About five Yemenis were killed when an explosives-laden car blew up near Yemen's Finance Ministry headquarters in the southern port city of Aden early Wednesday, local officials said. According to the Aden-based officials, a group of militants detonated a vehicle-borne improvised explosive device and targeted the Ministry of Finance building in KhorMaksar district of Aden.
Residents told Xinhua that the blast was so powerful that it sent a large plume of smoke up over the area, causing partial damage to nearby residential buildings. "Five people were killed and a number of other citizens are being treated in hospital. Some of them have light injuries due to shattered glass, most of them civilians," Col. Nasser Babad, director of the police station in KhorMaksar, told Xinhua.
Another security source said the blast occurred in the early hours when no government workers or employees were present at the ministry building and all the offices empty. However, the explosion badly damaged the building and engulfed it with flames for hours, leaving everything including important government documents on fire.
Security forces, backed by armored vehicles, cordoned off the area as firefighters and ambulances rushed to the scene. No group has yet claimed responsibility for the attack.

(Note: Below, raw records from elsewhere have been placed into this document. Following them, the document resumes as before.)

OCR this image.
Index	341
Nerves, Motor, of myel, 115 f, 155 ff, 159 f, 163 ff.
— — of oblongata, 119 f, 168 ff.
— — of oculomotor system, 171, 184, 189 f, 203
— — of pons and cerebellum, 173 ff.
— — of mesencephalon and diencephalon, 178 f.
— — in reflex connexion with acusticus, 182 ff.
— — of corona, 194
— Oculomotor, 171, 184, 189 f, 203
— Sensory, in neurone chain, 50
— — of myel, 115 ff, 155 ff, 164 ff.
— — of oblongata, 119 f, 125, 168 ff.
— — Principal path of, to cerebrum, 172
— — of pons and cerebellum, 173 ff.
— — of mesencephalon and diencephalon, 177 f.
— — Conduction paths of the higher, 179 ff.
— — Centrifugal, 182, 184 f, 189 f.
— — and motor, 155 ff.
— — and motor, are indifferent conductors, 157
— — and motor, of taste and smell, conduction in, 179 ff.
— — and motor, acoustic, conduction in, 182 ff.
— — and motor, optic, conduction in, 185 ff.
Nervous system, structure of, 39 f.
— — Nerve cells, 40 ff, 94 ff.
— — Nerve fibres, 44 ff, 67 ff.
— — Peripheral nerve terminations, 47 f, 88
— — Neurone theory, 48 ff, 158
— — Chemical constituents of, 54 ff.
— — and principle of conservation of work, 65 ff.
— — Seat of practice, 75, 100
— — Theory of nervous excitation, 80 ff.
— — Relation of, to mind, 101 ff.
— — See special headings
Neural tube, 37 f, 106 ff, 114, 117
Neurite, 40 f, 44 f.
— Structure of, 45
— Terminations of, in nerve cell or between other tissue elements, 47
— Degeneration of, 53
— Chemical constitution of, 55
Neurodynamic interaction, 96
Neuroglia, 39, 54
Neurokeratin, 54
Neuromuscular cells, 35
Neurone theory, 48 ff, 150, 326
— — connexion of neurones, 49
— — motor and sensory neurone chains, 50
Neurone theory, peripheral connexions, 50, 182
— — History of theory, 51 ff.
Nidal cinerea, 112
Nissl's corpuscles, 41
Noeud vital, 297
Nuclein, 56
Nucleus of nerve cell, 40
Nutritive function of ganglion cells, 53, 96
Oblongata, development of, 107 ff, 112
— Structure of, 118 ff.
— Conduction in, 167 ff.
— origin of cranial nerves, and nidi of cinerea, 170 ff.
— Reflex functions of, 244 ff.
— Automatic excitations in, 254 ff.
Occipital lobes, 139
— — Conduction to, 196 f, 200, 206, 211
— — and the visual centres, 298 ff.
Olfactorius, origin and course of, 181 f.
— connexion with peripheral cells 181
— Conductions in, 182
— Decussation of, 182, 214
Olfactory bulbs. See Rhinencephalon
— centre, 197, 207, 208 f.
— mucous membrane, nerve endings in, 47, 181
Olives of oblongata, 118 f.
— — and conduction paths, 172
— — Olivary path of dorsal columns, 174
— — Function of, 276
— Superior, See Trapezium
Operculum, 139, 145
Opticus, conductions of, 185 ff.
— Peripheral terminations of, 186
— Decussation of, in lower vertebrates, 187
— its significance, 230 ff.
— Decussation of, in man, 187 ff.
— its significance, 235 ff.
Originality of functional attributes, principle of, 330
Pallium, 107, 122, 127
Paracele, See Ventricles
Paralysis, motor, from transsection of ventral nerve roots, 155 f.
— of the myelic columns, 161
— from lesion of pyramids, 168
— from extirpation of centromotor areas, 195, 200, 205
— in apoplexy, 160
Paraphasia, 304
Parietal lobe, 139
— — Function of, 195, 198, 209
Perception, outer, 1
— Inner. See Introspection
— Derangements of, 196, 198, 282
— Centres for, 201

But the Islamic State (IS) claimed responsibility for two previous suicide attacks against security buildings in Aden in November, which killed more than 47.
According to observers, the suicide attacks and repeated drive-by shootings in Aden point to a spectacular intelligence failure and the fact that terrorists have managed to move and launch attacks despite the heavy presence of Yemeni troops backed by the United Arab Emirates.
The port city of Aden is considered Yemen's temporary capital, where the Saudi-backed government has based itself since 2015. During the past two years, the Al-Qaeda in the Arabian Peninsula and other terrorist groups including the IS had an active presence in southern Yemen.
The impoverished Arab country has been locked into a civil war since Iranian-backed Shiite Houthi rebels overran much of the country militarily and seized all northern provinces including the capital Sanaa in 2014. Saudi Arabia has been leading an Arab military intervention coalition in Yemen since 2015 to support the government of President Abd-Rabbu Mansour Hadi after Iran-backed Houthi rebels forced him into exile.
The United Nations has listed Yemen as the world's number one humanitarian crisis, where seven million Yemenis are on the brink of famine and cholera has caused more than 2,000 deaths.